讲台上,班主任老师走了进来,开始上课。
一切看似如常,但空气里却弥漫着一种无形的紧绷感,仿佛一根弦被悄悄拉紧,随时可能断裂。
赵磊坐在自己的座位上,姿态放松,甚至有些懒散。
他单手支着下巴,另一只手无意识地转着一支笔,目光似乎专注地落在黑板和老师身上,但眼角的余光,却时不时地、极其隐晦地扫过秦荣和端榕的方向。
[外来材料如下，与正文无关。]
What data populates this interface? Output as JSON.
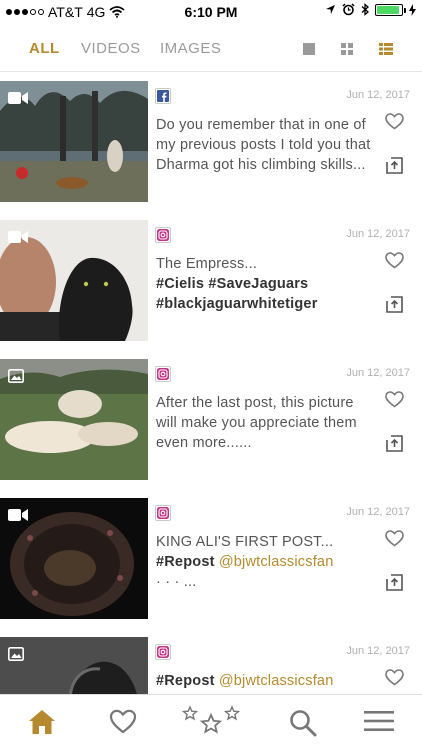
{
  "status_bar": {
    "carrier": "AT&T",
    "network": "4G",
    "time": "6:10 PM",
    "battery_level": 0.9,
    "icons": [
      "signal-dots-icon",
      "wifi-icon",
      "location-icon",
      "alarm-icon",
      "bluetooth-icon",
      "battery-icon",
      "charging-icon"
    ]
  },
  "tabs": [
    {
      "label": "ALL",
      "active": true
    },
    {
      "label": "VIDEOS",
      "active": false
    },
    {
      "label": "IMAGES",
      "active": false
    }
  ],
  "view_toggles": [
    "single-view-icon",
    "grid-view-icon",
    "list-view-icon"
  ],
  "accent_color": "#b58a2e",
  "posts": [
    {
      "network": "facebook",
      "media": "video",
      "date": "Jun 12, 2017",
      "lines": [
        {
          "parts": [
            {
              "t": "Do you remember that in one of",
              "s": "plain"
            }
          ]
        },
        {
          "parts": [
            {
              "t": "my previous posts I told you that",
              "s": "plain"
            }
          ]
        },
        {
          "parts": [
            {
              "t": "Dharma got his climbing skills...",
              "s": "plain"
            }
          ]
        }
      ]
    },
    {
      "network": "instagram",
      "media": "video",
      "date": "Jun 12, 2017",
      "lines": [
        {
          "parts": [
            {
              "t": "The Empress...",
              "s": "plain"
            }
          ]
        },
        {
          "parts": [
            {
              "t": "#Cielis #SaveJaguars",
              "s": "tag"
            }
          ]
        },
        {
          "parts": [
            {
              "t": "#blackjaguarwhitetiger",
              "s": "tag"
            }
          ]
        }
      ]
    },
    {
      "network": "instagram",
      "media": "image",
      "date": "Jun 12, 2017",
      "lines": [
        {
          "parts": [
            {
              "t": "After the last post, this picture",
              "s": "plain"
            }
          ]
        },
        {
          "parts": [
            {
              "t": "will make you appreciate them",
              "s": "plain"
            }
          ]
        },
        {
          "parts": [
            {
              "t": "even more......",
              "s": "plain"
            }
          ]
        }
      ]
    },
    {
      "network": "instagram",
      "media": "video",
      "date": "Jun 12, 2017",
      "lines": [
        {
          "parts": [
            {
              "t": "KING ALI'S FIRST POST...",
              "s": "plain"
            }
          ]
        },
        {
          "parts": [
            {
              "t": "#Repost",
              "s": "tag"
            },
            {
              "t": " @bjwtclassicsfan",
              "s": "mention"
            }
          ]
        },
        {
          "parts": [
            {
              "t": "· · · ...",
              "s": "plain"
            }
          ]
        }
      ]
    },
    {
      "network": "instagram",
      "media": "image",
      "date": "Jun 12, 2017",
      "lines": [
        {
          "parts": [
            {
              "t": "#Repost",
              "s": "tag"
            },
            {
              "t": " @bjwtclassicsfan",
              "s": "mention"
            }
          ]
        }
      ]
    }
  ],
  "bottom_nav": [
    "home-icon",
    "favorites-icon",
    "stars-icon",
    "search-icon",
    "menu-icon"
  ]
}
那目光里没有明显的恶意,却带着一种令人极不舒服的审视和玩味,像毒蛇的信子,冰凉地舔舐而过。
下课铃声终于响起。
老师刚宣布下课,赵磊就伸了个懒腰,慢悠悠地站起身。
他没有立刻离开,而是状似无意地朝着秦荣和端榕的座位方向走去。
有几个平时跟他还算说得上话的男生围了上去。
“赵磊,你前几天怎么了?也请病假了?看你脸色不太好啊。”一个男生关切地问道。
赵磊停下脚步,脸上露出一丝恰到好处的、带着点虚弱的笑容,声音也比平时低沉了些:“嗯,是有点不舒服,老毛病了,休息了几天。”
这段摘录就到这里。